1.What are the critical elements to support the successful implementation of the Noyce program?2.With critical elements in place, what have been the outcomes in recruiting, preparing, inducting, and supporting Noyce Scholars in high-need urban school districts?3.What challenges emerged during implementation of the Noyce Scholarship program and how were challenges overcome?4.What successful practices were implemented and maintained through Noyce Scholarship program, and how have they impacted STEM education?5.What future work and research is needed to inform the field of STEM education and provide continued support for our teachers?
This poster will present our recruitment, preparation, induction, and continued support strategies for the Robert Noyce Scholarship program at UTA. We will discuss successes and challenges, and present results of our evaluation and research programs. Methods for collecting data include maintaining a database on Scholars that tracks demographic information, such as year of graduation/program completion, STEM subject area, GPA upon graduation, along with the schools, districts, and high-need data where Scholars are teaching. In our research program we administer surveys and gather open-ended information from our Noyce Scholars and possible shifts on math and science teaching self-efficacy, primary teaching practices as inquiry based versus didactic, and views of the nature of science and mathematics at three points in time: pre-program, mid-program (at graduation), and post-program (after teaching at least 1 year).

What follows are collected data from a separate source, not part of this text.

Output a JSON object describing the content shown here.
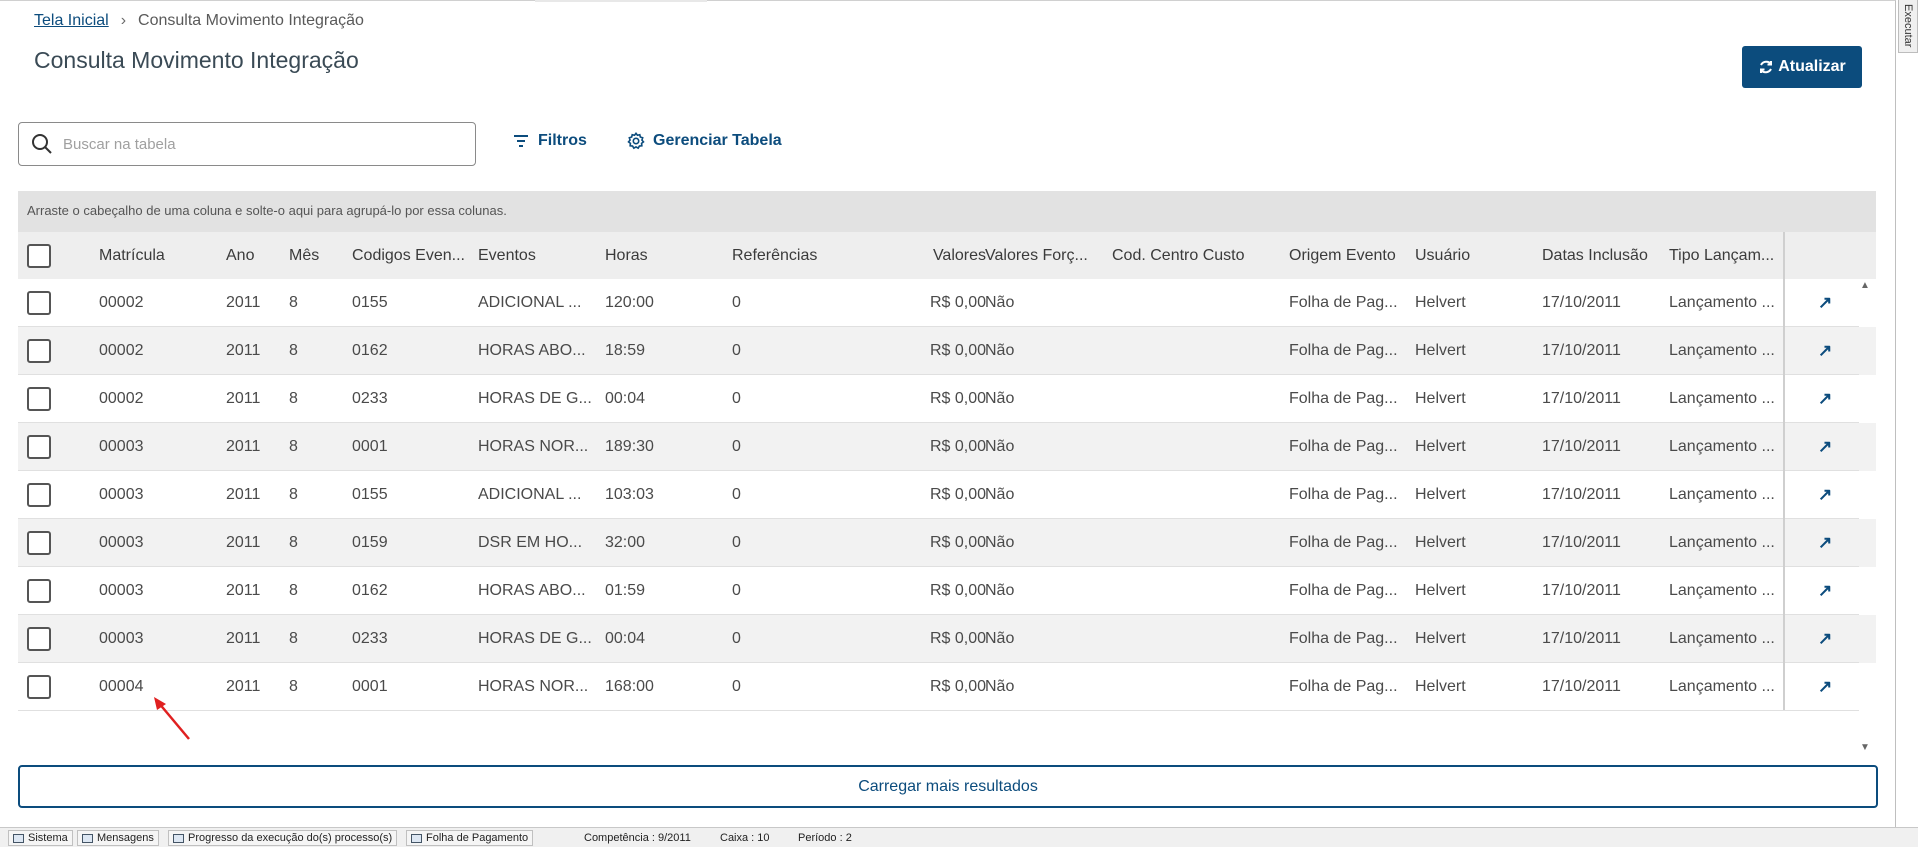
{
  "breadcrumb": {
    "home": "Tela Inicial",
    "current": "Consulta Movimento Integração"
  },
  "page_title": "Consulta Movimento Integração",
  "toolbar": {
    "update_label": "Atualizar",
    "filters_label": "Filtros",
    "manage_label": "Gerenciar Tabela"
  },
  "search": {
    "placeholder": "Buscar na tabela",
    "value": ""
  },
  "group_hint": "Arraste o cabeçalho de uma coluna e solte-o aqui para agrupá-lo por essa colunas.",
  "table": {
    "columns": [
      "Matrícula",
      "Ano",
      "Mês",
      "Codigos Even...",
      "Eventos",
      "Horas",
      "Referências",
      "Valores",
      "Valores Forç...",
      "Cod. Centro Custo",
      "Origem Evento",
      "Usuário",
      "Datas Inclusão",
      "Tipo Lançam..."
    ],
    "rows": [
      [
        "00002",
        "2011",
        "8",
        "0155",
        "ADICIONAL ...",
        "120:00",
        "0",
        "R$ 0,00",
        "Não",
        "",
        "Folha de Pag...",
        "Helvert",
        "17/10/2011",
        "Lançamento ..."
      ],
      [
        "00002",
        "2011",
        "8",
        "0162",
        "HORAS ABO...",
        "18:59",
        "0",
        "R$ 0,00",
        "Não",
        "",
        "Folha de Pag...",
        "Helvert",
        "17/10/2011",
        "Lançamento ..."
      ],
      [
        "00002",
        "2011",
        "8",
        "0233",
        "HORAS DE G...",
        "00:04",
        "0",
        "R$ 0,00",
        "Não",
        "",
        "Folha de Pag...",
        "Helvert",
        "17/10/2011",
        "Lançamento ..."
      ],
      [
        "00003",
        "2011",
        "8",
        "0001",
        "HORAS NOR...",
        "189:30",
        "0",
        "R$ 0,00",
        "Não",
        "",
        "Folha de Pag...",
        "Helvert",
        "17/10/2011",
        "Lançamento ..."
      ],
      [
        "00003",
        "2011",
        "8",
        "0155",
        "ADICIONAL ...",
        "103:03",
        "0",
        "R$ 0,00",
        "Não",
        "",
        "Folha de Pag...",
        "Helvert",
        "17/10/2011",
        "Lançamento ..."
      ],
      [
        "00003",
        "2011",
        "8",
        "0159",
        "DSR EM HO...",
        "32:00",
        "0",
        "R$ 0,00",
        "Não",
        "",
        "Folha de Pag...",
        "Helvert",
        "17/10/2011",
        "Lançamento ..."
      ],
      [
        "00003",
        "2011",
        "8",
        "0162",
        "HORAS ABO...",
        "01:59",
        "0",
        "R$ 0,00",
        "Não",
        "",
        "Folha de Pag...",
        "Helvert",
        "17/10/2011",
        "Lançamento ..."
      ],
      [
        "00003",
        "2011",
        "8",
        "0233",
        "HORAS DE G...",
        "00:04",
        "0",
        "R$ 0,00",
        "Não",
        "",
        "Folha de Pag...",
        "Helvert",
        "17/10/2011",
        "Lançamento ..."
      ],
      [
        "00004",
        "2011",
        "8",
        "0001",
        "HORAS NOR...",
        "168:00",
        "0",
        "R$ 0,00",
        "Não",
        "",
        "Folha de Pag...",
        "Helvert",
        "17/10/2011",
        "Lançamento ..."
      ]
    ]
  },
  "load_more_label": "Carregar mais resultados",
  "side_tab_label": "Executar",
  "statusbar": {
    "sistema": "Sistema",
    "mensagens": "Mensagens",
    "progresso": "Progresso da execução do(s) processo(s)",
    "folha": "Folha de Pagamento",
    "competencia": "Competência : 9/2011",
    "caixa": "Caixa : 10",
    "periodo": "Período : 2"
  },
  "colors": {
    "primary": "#0c4c7d",
    "annotation_arrow": "#e02020"
  }
}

Our team also collects program evaluation data from Scholars, and school-based Mentor Teacher evaluations of the Noyce Scholars in their first years of teaching. Results of our work to date will be presented, as well as implications to Noyce Scholarship programs and the STEM education community.
The findings from our work on the Robert Noyce program embedded in our STEM teacher education program demonstrated a 3-5-fold increase in recruitment through graduation of STEM teachers. In addition, our collaborative team and lessons learned have helped us build a successful induction program as reported by Scholars and school-based Mentor Teachers, with an over 85% retention rate of Scholars in high need school districts. Our research program measuring self-efficacy toward teaching, primary teaching procedures (as inquiry versus didactic), and views of the nature of science and math as being evidence-based and using reasoning and problem solving rather than opinion, shows increases from pre-program to mid-program (upon graduation); and moderate decreases from graduation to classroom teaching. Our team is in the process of exploring and examining the shifts in these variables, especially after classroom teaching, and will present our approaches. The information we gain from sharing our work will help guide our continued research. Additionally, findings to date shared with other Noyce leaders will provide insights and support for new and ongoing Noyce programs who may potentially replicate successful aspects of our work.
Broader impacts of our project are the nearly 200 Noyce Scholars who have graduated and are teaching in high need schools positively impacting the STEM education of tens of thousands of economically disadvantaged students each year. Findings from our research on teacher recruitment, preparation, induction, and the ongoing support we provide will be shared with other programs to inform their practices. Research and evaluation results on self-efficacy, teaching practices, and views of science and mathematics provides insight into some key positive outcomes of STEM teacher education programs, and how these outcomes may be impacted upon classroom teaching. The presentation will address possible explanations and present directions for continued and future research on the connections and/or possible gaps between teacher education programs and classroom teaching.